Begijnenborrebos

Provincie Vlaams-Brabant

Wandelen in Begijnenborrebos

Het Begijnenborrebos is een stukje Zoniënbos, gelegen langs de Snikbergstraat in Dilbeek. De boomlaag wordt gedomineerd door - aangeplante – beuk maar de kruidlaag verraadt de ware aard van het gebied. Een boeiend contrast.

  • Het gebied is niet toegankelijk voor het publiek tenzij tijdens gidsbeurten. Er is wel een zichtpunt vanop de Snikbergstraat.

Toegankelijkheid

  • Laarzen of stevige schoenen aanbevolen

  • Honden zijn welkom aan de leiband

Eigenschappen

Klein gebied: < 10 ha

Kaart van het gebied

Dieren en planten

Het Begijnenborrebos is voor het grootste gedeelte beplant met beuk, een strook aan de oostrand met Europese lork en één perceel met grove den. In het zuidoosten bevinden zich enkele percelen met Canadapopulier. In het beukengedeelte komen nog enkele exemplaren gewone es, zomereik en, meestal in de vorm van doorgeschoten hakhout, tamme kastanje voor. De struiketage bestaat hoofdzakelijk uit hazelaar en verder uit gewone vlier, aalbes, haagbeuk, Gelderse roos, wilde lijsterbes, éénstijlige meidoom en gewone es. Plaatselijk komen ook enkele struwelen van sleedoom of rode kornoelje voor. Deze soorten maken ook deel uit van de houtkant aan de Snikbergstraat.

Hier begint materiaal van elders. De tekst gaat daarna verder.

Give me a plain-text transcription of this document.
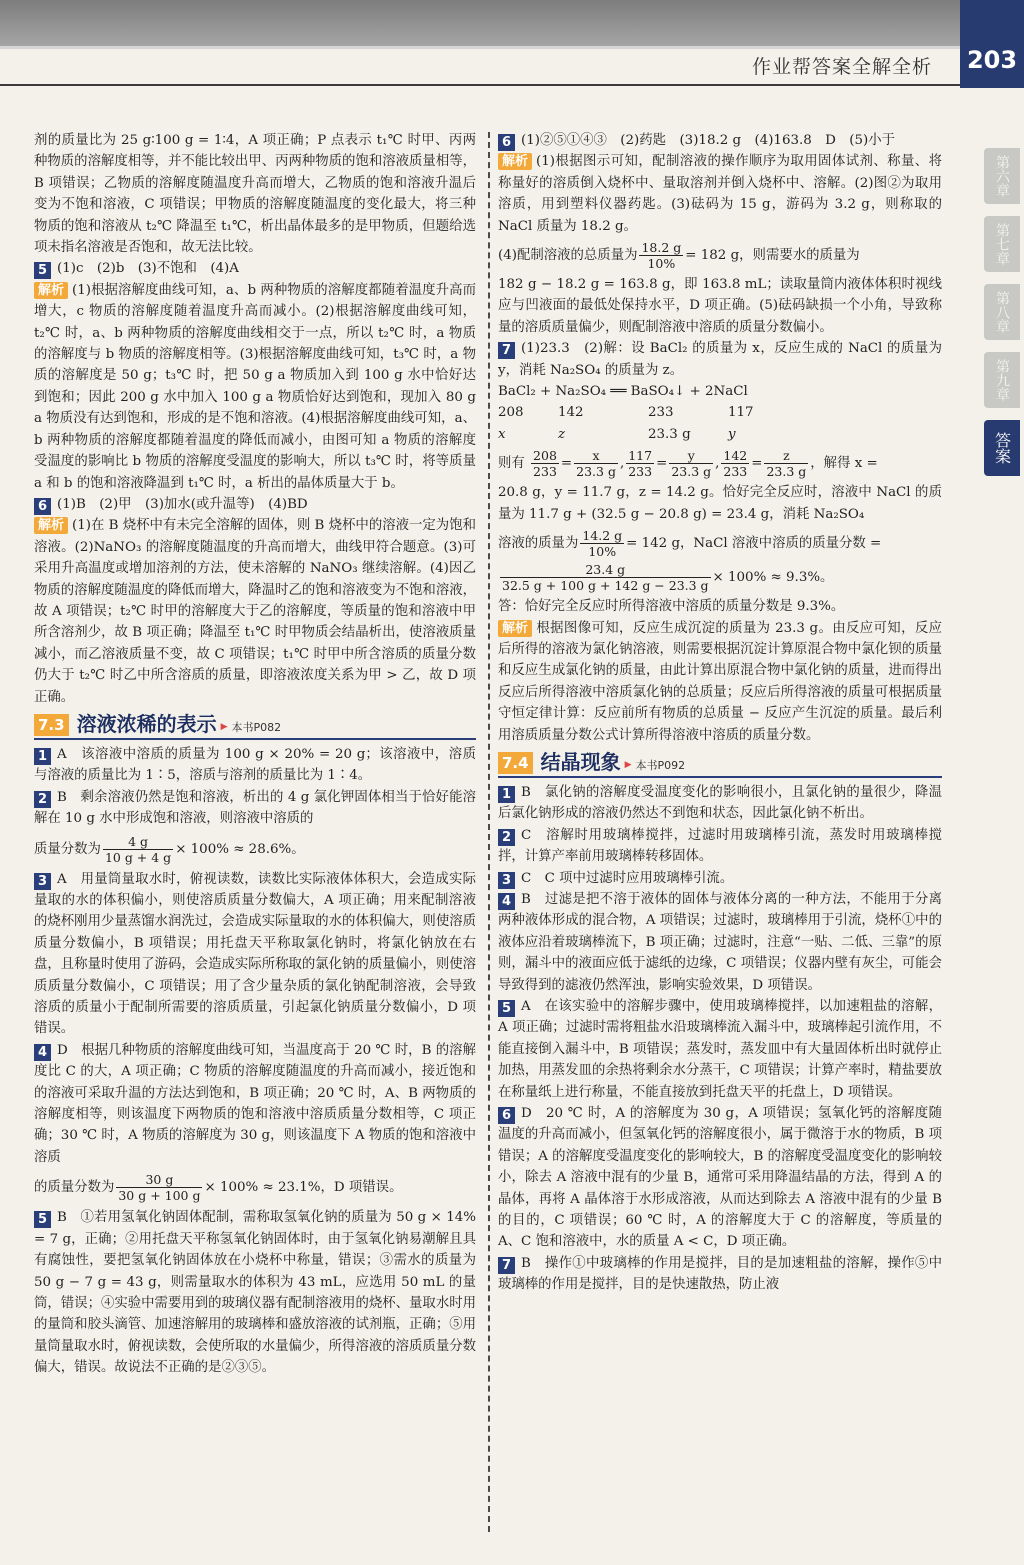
作业帮答案全解全析 203
第六章
第七章
第八章
第九章
答案

剂的质量比为 25 g∶100 g = 1∶4，A 项正确；P 点表示 t₁℃ 时甲、丙两种物质的溶解度相等，并不能比较出甲、丙两种物质的饱和溶液质量相等，B 项错误；乙物质的溶解度随温度升高而增大，乙物质的饱和溶液升温后变为不饱和溶液，C 项错误；甲物质的溶解度随温度的变化最大，将三种物质的饱和溶液从 t₂℃ 降温至 t₁℃，析出晶体最多的是甲物质，但题给选项未指名溶液是否饱和，故无法比较。

5 (1)c　(2)b　(3)不饱和　(4)A

解析 (1)根据溶解度曲线可知，a、b 两种物质的溶解度都随着温度升高而增大，c 物质的溶解度随着温度升高而减小。(2)根据溶解度曲线可知，t₂℃ 时，a、b 两种物质的溶解度曲线相交于一点，所以 t₂℃ 时，a 物质的溶解度与 b 物质的溶解度相等。(3)根据溶解度曲线可知，t₃℃ 时，a 物质的溶解度是 50 g；t₃℃ 时，把 50 g a 物质加入到 100 g 水中恰好达到饱和；因此 200 g 水中加入 100 g a 物质恰好达到饱和，现加入 80 g a 物质没有达到饱和，形成的是不饱和溶液。(4)根据溶解度曲线可知，a、b 两种物质的溶解度都随着温度的降低而减小，由图可知 a 物质的溶解度受温度的影响比 b 物质的溶解度受温度的影响大，所以 t₃℃ 时，将等质量 a 和 b 的饱和溶液降温到 t₁℃ 时，a 析出的晶体质量大于 b。

6 (1)B　(2)甲　(3)加水(或升温等)　(4)BD

解析 (1)在 B 烧杯中有未完全溶解的固体，则 B 烧杯中的溶液一定为饱和溶液。(2)NaNO₃ 的溶解度随温度的升高而增大，曲线甲符合题意。(3)可采用升高温度或增加溶剂的方法，使未溶解的 NaNO₃ 继续溶解。(4)因乙物质的溶解度随温度的降低而增大，降温时乙的饱和溶液变为不饱和溶液，故 A 项错误；t₂℃ 时甲的溶解度大于乙的溶解度，等质量的饱和溶液中甲所含溶剂少，故 B 项正确；降温至 t₁℃ 时甲物质会结晶析出，使溶液质量减小，而乙溶液质量不变，故 C 项错误；t₁℃ 时甲中所含溶质的质量分数仍大于 t₂℃ 时乙中所含溶质的质量，即溶液浓度关系为甲 > 乙，故 D 项正确。

7.3 溶液浓稀的表示 ▶ 本书P082

1 A　该溶液中溶质的质量为 100 g × 20% = 20 g；该溶液中，溶质与溶液的质量比为 1∶5，溶质与溶剂的质量比为 1∶4。

2 B　剩余溶液仍然是饱和溶液，析出的 4 g 氯化钾固体相当于恰好能溶解在 10 g 水中形成饱和溶液，则溶液中溶质的

质量分数为 $\frac{4 g}{10 g + 4 g} \times 100\% \approx 28.6\%$。

3 A　用量筒量取水时，俯视读数，读数比实际液体体积大，会造成实际量取的水的体积偏小，则使溶质质量分数偏大，A 项正确；用来配制溶液的烧杯刚用少量蒸馏水润洗过，会造成实际量取的水的体积偏大，则使溶质质量分数偏小，B 项错误；用托盘天平称取氯化钠时，将氯化钠放在右盘，且称量时使用了游码，会造成实际所称取的氯化钠的质量偏小，则使溶质质量分数偏小，C 项错误；用了含少量杂质的氯化钠配制溶液，会导致溶质的质量小于配制所需要的溶质质量，引起氯化钠质量分数偏小，D 项错误。

4 D　根据几种物质的溶解度曲线可知，当温度高于 20 ℃ 时，B 的溶解度比 C 的大，A 项正确；C 物质的溶解度随温度的升高而减小，接近饱和的溶液可采取升温的方法达到饱和，B 项正确；20 ℃ 时，A、B 两物质的溶解度相等，则该温度下两物质的饱和溶液中溶质质量分数相等，C 项正确；30 ℃ 时，A 物质的溶解度为 30 g，则该温度下 A 物质的饱和溶液中溶质

的质量分数为 $\frac{30 g}{30 g + 100 g} \times 100\% \approx 23.1\%$，D 项错误。

5 B　①若用氢氧化钠固体配制，需称取氢氧化钠的质量为 50 g × 14% = 7 g，正确；②用托盘天平称氢氧化钠固体时，由于氢氧化钠易潮解且具有腐蚀性，要把氢氧化钠固体放在小烧杯中称量，错误；③需水的质量为 50 g − 7 g = 43 g，则需量取水的体积为 43 mL，应选用 50 mL 的量筒，错误；④实验中需要用到的玻璃仪器有配制溶液用的烧杯、量取水时用的量筒和胶头滴管、加速溶解用的玻璃棒和盛放溶液的试剂瓶，正确；⑤用量筒量取水时，俯视读数，会使所取的水量偏少，所得溶液的溶质质量分数偏大，错误。故说法不正确的是②③⑤。

6 (1)②⑤①④③　(2)药匙　(3)18.2 g　(4)163.8　D　(5)小于

解析 (1)根据图示可知，配制溶液的操作顺序为取用固体试剂、称量、将称量好的溶质倒入烧杯中、量取溶剂并倒入烧杯中、溶解。(2)图②为取用溶质，用到塑料仪器药匙。(3)砝码为 15 g，游码为 3.2 g，则称取的 NaCl 质量为 18.2 g。

(4)配制溶液的总质量为 $\frac{18.2 g}{10\%} = 182$ g，则需要水的质量为

182 g − 18.2 g = 163.8 g，即 163.8 mL；读取量筒内液体体积时视线应与凹液面的最低处保持水平，D 项正确。(5)砝码缺损一个小角，导致称量的溶质质量偏少，则配制溶液中溶质的质量分数偏小。

7 (1)23.3　(2)解：设 BaCl₂ 的质量为 x，反应生成的 NaCl 的质量为 y，消耗 Na₂SO₄ 的质量为 z。

BaCl₂ + Na₂SO₄ ══ BaSO₄↓ + 2NaCl

208	142	233	117
x	z	23.3 g	y

则有 $\frac{208}{233} = \frac{x}{23.3 g}$ , $\frac{117}{233} = \frac{y}{23.3 g}$ , $\frac{142}{233} = \frac{z}{23.3 g}$ ，解得 x =

20.8 g，y = 11.7 g，z = 14.2 g。恰好完全反应时，溶液中 NaCl 的质量为 11.7 g + (32.5 g − 20.8 g) = 23.4 g，消耗 Na₂SO₄

溶液的质量为 $\frac{14.2 g}{10\%} = 142$ g，NaCl 溶液中溶质的质量分数 =

$\frac{23.4 g}{32.5 g + 100 g + 142 g - 23.3 g} \times 100\% \approx 9.3\%$。

答：恰好完全反应时所得溶液中溶质的质量分数是 9.3%。

解析 根据图像可知，反应生成沉淀的质量为 23.3 g。由反应可知，反应后所得的溶液为氯化钠溶液，则需要根据沉淀计算原混合物中氯化钡的质量和反应生成氯化钠的质量，由此计算出原混合物中氯化钠的质量，进而得出反应后所得溶液中溶质氯化钠的总质量；反应后所得溶液的质量可根据质量守恒定律计算：反应前所有物质的总质量 − 反应产生沉淀的质量。最后利用溶质质量分数公式计算所得溶液中溶质的质量分数。

7.4 结晶现象 ▶ 本书P092

1 B　氯化钠的溶解度受温度变化的影响很小，且氯化钠的量很少，降温后氯化钠形成的溶液仍然达不到饱和状态，因此氯化钠不析出。

2 C　溶解时用玻璃棒搅拌，过滤时用玻璃棒引流，蒸发时用玻璃棒搅拌，计算产率前用玻璃棒转移固体。

3 C　C 项中过滤时应用玻璃棒引流。

4 B　过滤是把不溶于液体的固体与液体分离的一种方法，不能用于分离两种液体形成的混合物，A 项错误；过滤时，玻璃棒用于引流，烧杯①中的液体应沿着玻璃棒流下，B 项正确；过滤时，注意“一贴、二低、三靠”的原则，漏斗中的液面应低于滤纸的边缘，C 项错误；仪器内壁有灰尘，可能会导致得到的滤液仍然浑浊，影响实验效果，D 项错误。

5 A　在该实验中的溶解步骤中，使用玻璃棒搅拌，以加速粗盐的溶解，A 项正确；过滤时需将粗盐水沿玻璃棒流入漏斗中，玻璃棒起引流作用，不能直接倒入漏斗中，B 项错误；蒸发时，蒸发皿中有大量固体析出时就停止加热，用蒸发皿的余热将剩余水分蒸干，C 项错误；计算产率时，精盐要放在称量纸上进行称量，不能直接放到托盘天平的托盘上，D 项错误。

6 D　20 ℃ 时，A 的溶解度为 30 g，A 项错误；氢氧化钙的溶解度随温度的升高而减小，但氢氧化钙的溶解度很小，属于微溶于水的物质，B 项错误；A 的溶解度受温度变化的影响较大，B 的溶解度受温度变化的影响较小，除去 A 溶液中混有的少量 B，通常可采用降温结晶的方法，得到 A 的晶体，再将 A 晶体溶于水形成溶液，从而达到除去 A 溶液中混有的少量 B 的目的，C 项错误；60 ℃ 时，A 的溶解度大于 C 的溶解度，等质量的 A、C 饱和溶液中，水的质量 A < C，D 项正确。

7 B　操作①中玻璃棒的作用是搅拌，目的是加速粗盐的溶解，操作⑤中玻璃棒的作用是搅拌，目的是快速散热，防止液
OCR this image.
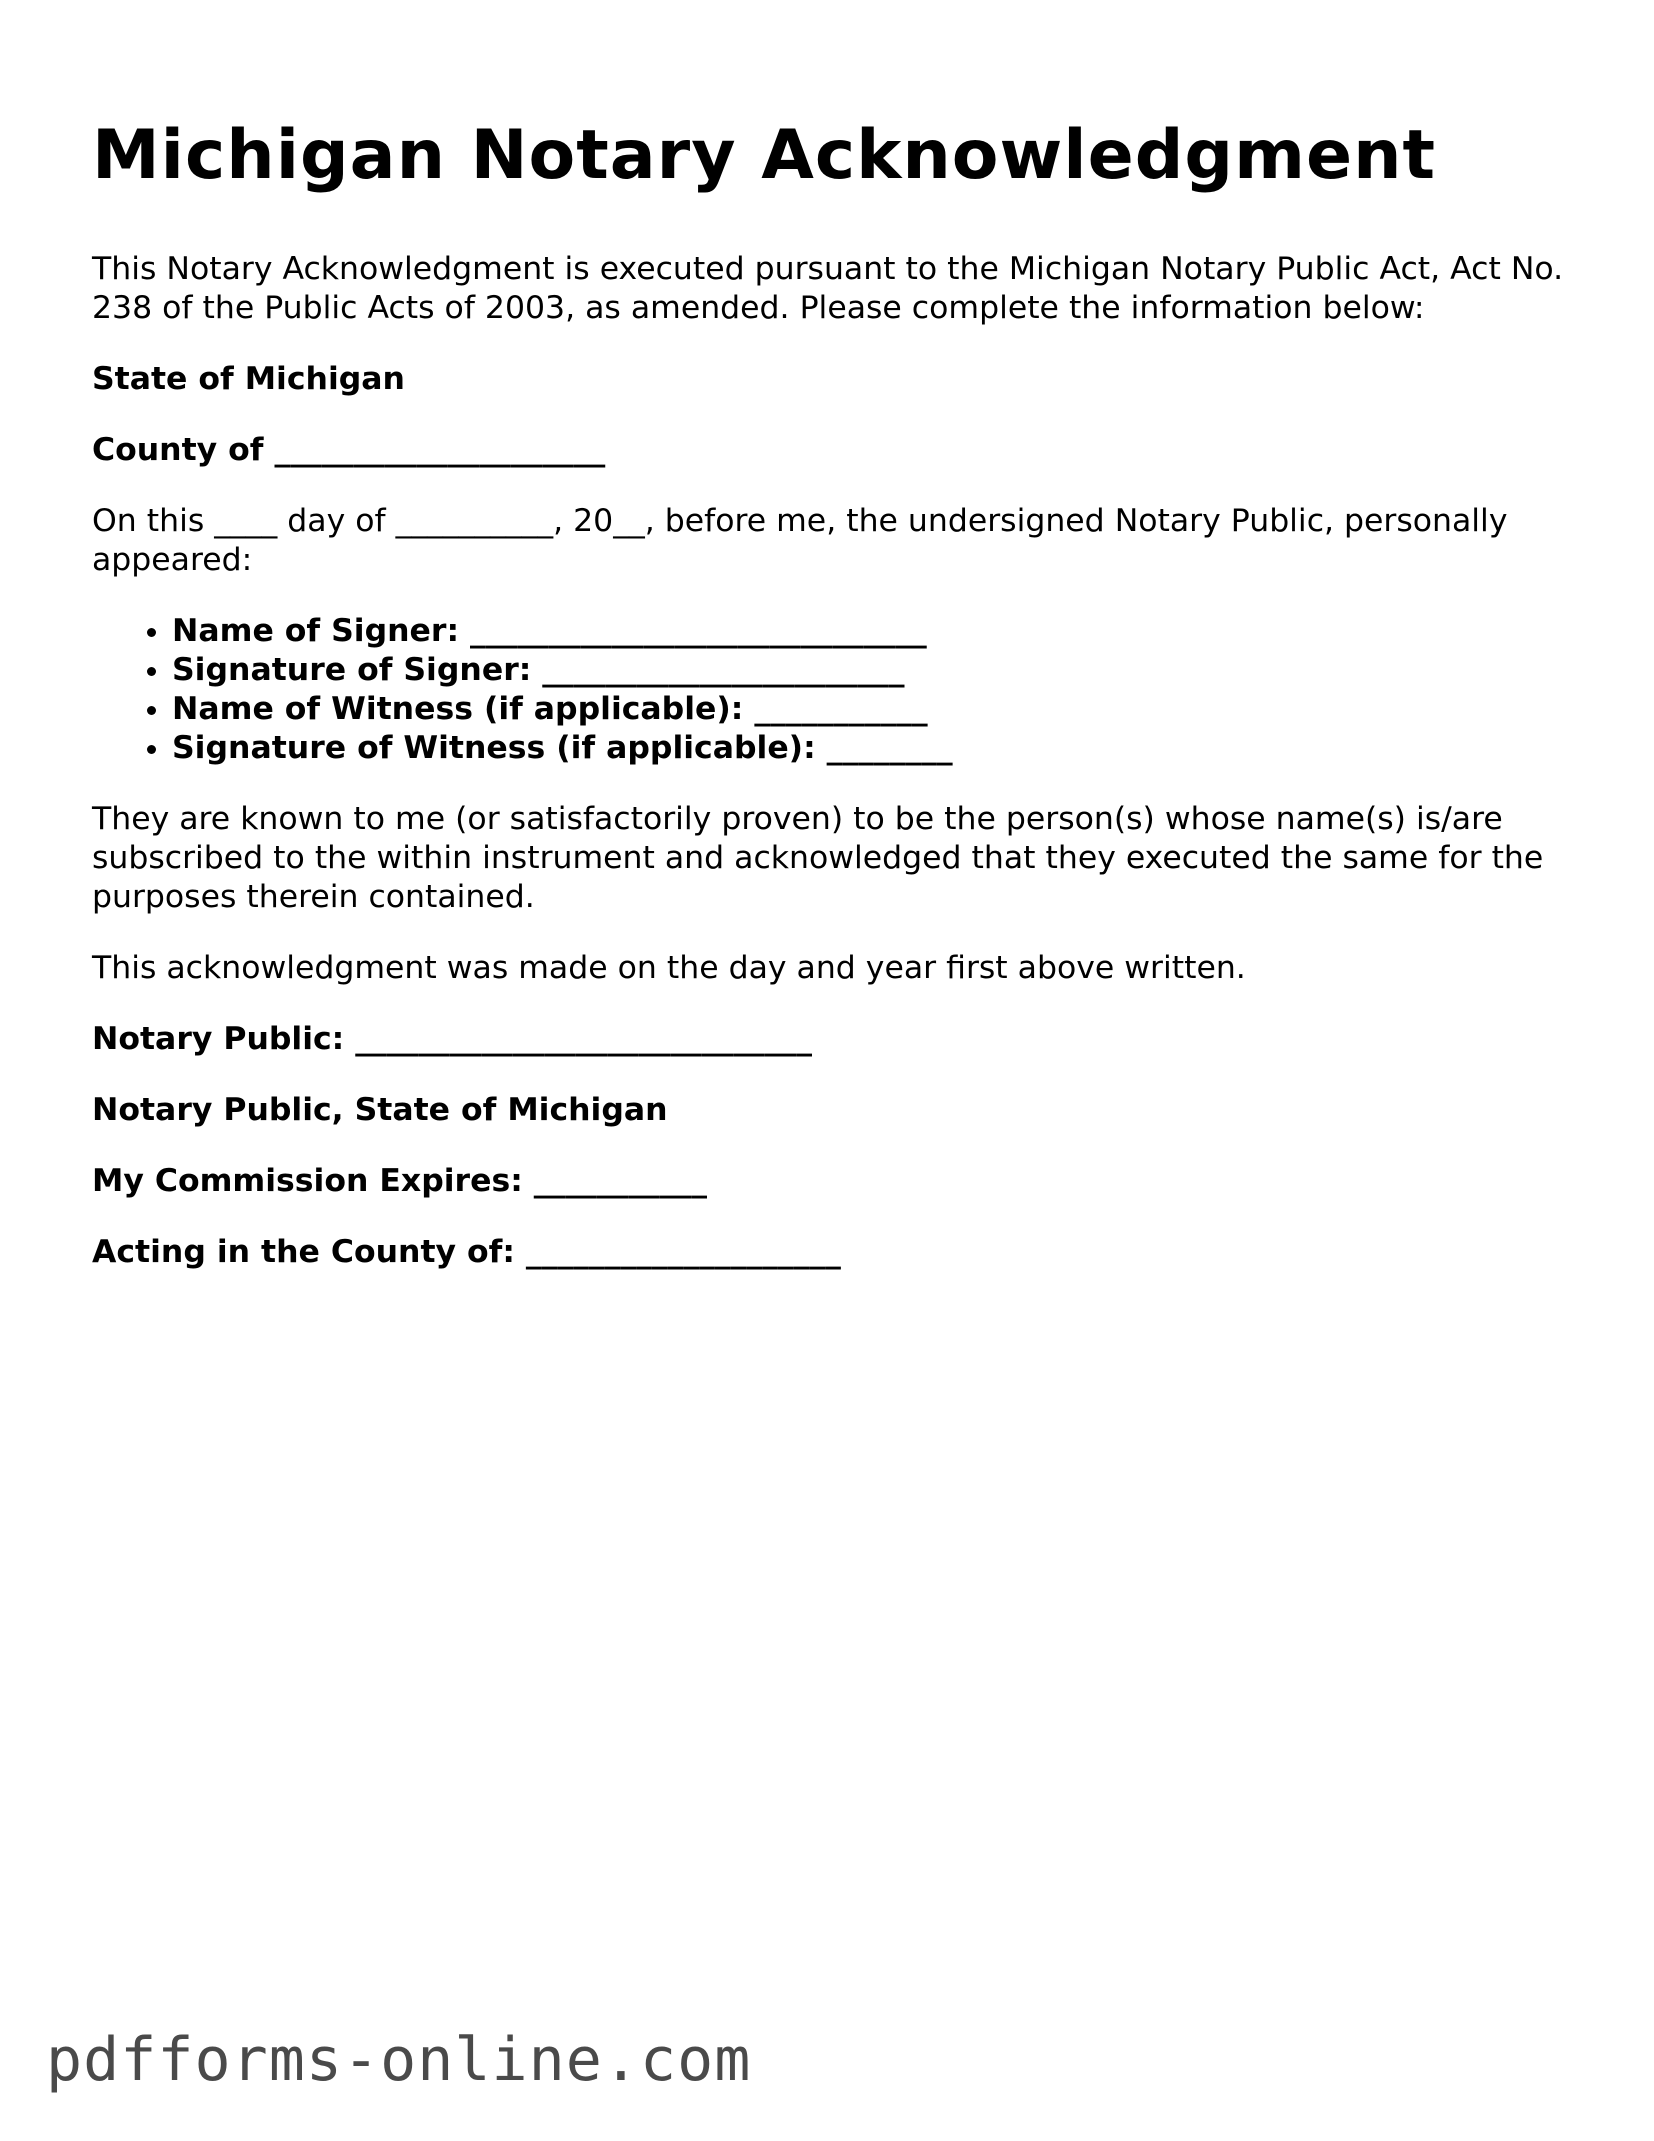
Michigan Notary Acknowledgment

This Notary Acknowledgment is executed pursuant to the Michigan Notary Public Act, Act No. 238 of the Public Acts of 2003, as amended. Please complete the information below:

State of Michigan

County of _____________________

On this ____ day of __________, 20__, before me, the undersigned Notary Public, personally appeared:

• Name of Signer: _____________________________
• Signature of Signer: _______________________
• Name of Witness (if applicable): ___________
• Signature of Witness (if applicable): ________

They are known to me (or satisfactorily proven) to be the person(s) whose name(s) is/are subscribed to the within instrument and acknowledged that they executed the same for the purposes therein contained.

This acknowledgment was made on the day and year first above written.

Notary Public: _____________________________

Notary Public, State of Michigan

My Commission Expires: ___________

Acting in the County of: ____________________

pdfforms-online.com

Op de vochtigste gedeelten komt een goed ontwikkelde elzen vogelkersgemeenschap voor. In de beekbedding gaat het om valeriaan en echte waterkers. Op de hogere leemgronden ten zuiden van de beek groeit massaal wilde hyacint en op de aangestorte gedeelten aan de bosrand grote kaardebol. Het noordelijk gedeelte van het bos bestaat uit aanplantingen van beuk of lork met een onderbegroeiing van bramen. Onder de Canadapopulieren in het zuidoosten van het bos groeit bosorchis.

Over dit gebied

Het Begijnenborrebos ligt op de steile helling van de Snikberg in het Dilbeeks gehucht Begijnenborre aan de bovenloop van de Plankenbeek of Zibbeek, en maakt deel uit van het Denderbekken. De landbouw liet de steile, erosiegevoelige helling van het gebied links liggen. Op geringe diepte liggen ondoordringbare kleilagen. Zo ontstond een bronnencomplex in dit minstens 300 jaar oud bos, dat voorkomt op alle beschikbare historische kaarten en waar destijds hakhoutbeheer werd toegepast, zoals de talrijke meerstammige exemplaren van tamme kastanje aantonen. Later werd het beplant met voornamelijk beuken. De voorjaarsstormen van 1990 creëerden opnieuw open plekken, waar zich prompt een mooie struiklaag van lijsterbes, zoete kers en tamme kastanje ontwikkelde. Dit is ook het geval op plekken waar nu oude beuken vallen.

Hoogtepunten

Het Begijnenborrebos is één van de rijkste en best ontwikkelde hellingbossen van Brabant. Het bos bestaat grotendeels uit een beukenaanplant, maar de klassieke verschraling van de ondergroei die door lichtgebrek en verzuring meestal optreedt onder het dichte bladerdek van beuken doet zich hier minder voor. In een aantal zones domineert de beuk niet echt en deelt hij de ruimte met eik, es en tamme kastanje. De kalkhoudende bodem tempert bovendien de verzurende invloed van het beukenstrooisel. De ondergroei van het Begijnenborrebos vertoont, zeker aan de rand, meer trekjes van het eiken-haagbeukenbos dan van het pure beukenbos. Vooral de voorjaarsflora met klassiekers als narcis, bosanemoon, salomonszegel en aronskelk is aantrekkelijk. De aanwezigheid van daslook en eenbes bewijst dat de zuurtegraad van de bodem gering is. Pas wanneer de hyacinten gaan bloeien, krijgt het Begijnenborrebos wat meer de klassieke beukenbosallures die we kennen van Haller- of Zoniënbos.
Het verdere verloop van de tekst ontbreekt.